Nos setores que passam por rápidas mudanças tecnológicas, somadas aos efeitos da crise, a turbulência tem sido maior. A processadora de pagamentos Cielo, por exemplo, teve um lucro líquido 0,8% maior no terceiro trimestre deste ano em comparação com 2016. Por outro lado, a quantidade de pontos de venda ativos sofreu redução de 11,6% com o ingresso de novos concorrentes e com o fechamento de estabelecimentos. No ranking, a marca teve sua primeira queda desde sua estreia na lista em 2011 — a redução chegou a 5%, mas a companhia se mantém na décima posição. A rival Rede, por exemplo, saiu da lista das 25 mais valiosas neste ano. “Há muita chance de crescimento para pagamentos eletrônicos e já avançamos em alguns serviços”, afirma Duda Bastos, diretora de marketing da Cielo.
Um exemplo é o lançamento do Cielo Lio, que emite relatórios e ajuda na gestão das vendas de varejistas. A operadora de telefonia Vivo, assim como a Cielo, também precisou se equilibrar para continuar na mesma posição, entre as dez primeiras colocadas. A marca perdeu 3% de seu valor ao registrar resultados menores do que os esperados por analistas e investidores, com apenas 0,9% de acréscimo às suas receitas líquidas em 2016. As que perderam valor também sofreram com a mudança de hábitos do consumidor. É o que se vê na queda da varejista Extra, cujo valor de marca encolhe desde 2015. A redução é visível também nas ruas. No Grupo Pão de Açúcar, dos 13 atacarejos Assaí inaugurados em 2016, duas lojas tinham antes a marca Extra. Neste ano, mais sete endereços foram convertidos até setembro para o modelo que tem atraí-do mais consumidores.
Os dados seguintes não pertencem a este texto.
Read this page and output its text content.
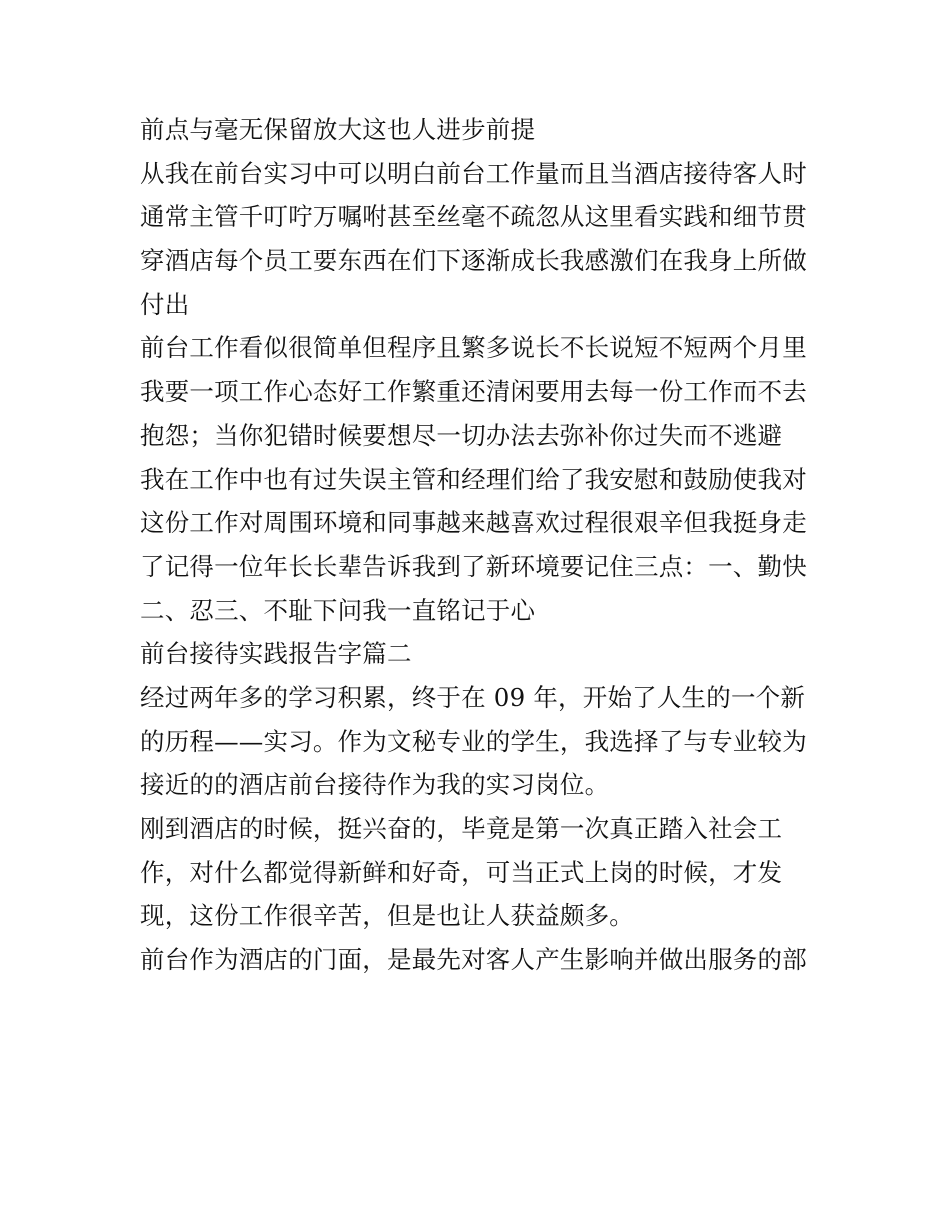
前点与毫无保留放大这也人进步前提
从我在前台实习中可以明白前台工作量而且当酒店接待客人时
通常主管千叮咛万嘱咐甚至丝毫不疏忽从这里看实践和细节贯
穿酒店每个员工要东西在们下逐渐成长我感激们在我身上所做
付出
前台工作看似很简单但程序且繁多说长不长说短不短两个月里
我要一项工作心态好工作繁重还清闲要用去每一份工作而不去
抱怨；当你犯错时候要想尽一切办法去弥补你过失而不逃避
我在工作中也有过失误主管和经理们给了我安慰和鼓励使我对
这份工作对周围环境和同事越来越喜欢过程很艰辛但我挺身走
了记得一位年长长辈告诉我到了新环境要记住三点：一、勤快
二、忍三、不耻下问我一直铭记于心
前台接待实践报告字篇二
经过两年多的学习积累，终于在 09 年，开始了人生的一个新
的历程——实习。作为文秘专业的学生，我选择了与专业较为
接近的的酒店前台接待作为我的实习岗位。
刚到酒店的时候，挺兴奋的，毕竟是第一次真正踏入社会工
作，对什么都觉得新鲜和好奇，可当正式上岗的时候，才发
现，这份工作很辛苦，但是也让人获益颇多。
前台作为酒店的门面，是最先对客人产生影响并做出服务的部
O histórico do ranking, porém, mostra que é possível recuperar espaço. Um exemplo, também do Grupo Pão de Açúcar, é a varejista Casas Bahia. No ano passado a marca perdeu 16% de seu valor. Em 2017, cresceu 2%. A volta por cima se deve a uma série de medidas. De março a junho, foram inauguradas 13 lojas premium, com tíquete médio 40% mais elevado em relação às lojas tradicionais. Outro caminho é abrir lojas nas quais os clientes possam escolher os produtos em terminais conectados à internet. A intenção é abrir dez lojas e converter 250 unidades de Casas Bahia e Ponto Frio, pertencente ao mesmo grupo, para o modelo batizado de “smart” neste ano. “Sair ileso de um cenário de crise não é para qualquer um”, diz Daniella Giavina-Bianchi, diretora da Interbrand. “As marcas que vêm crescendo estão colhendo os frutos de um trabalho que começou muito antes da retomada do otimismo.”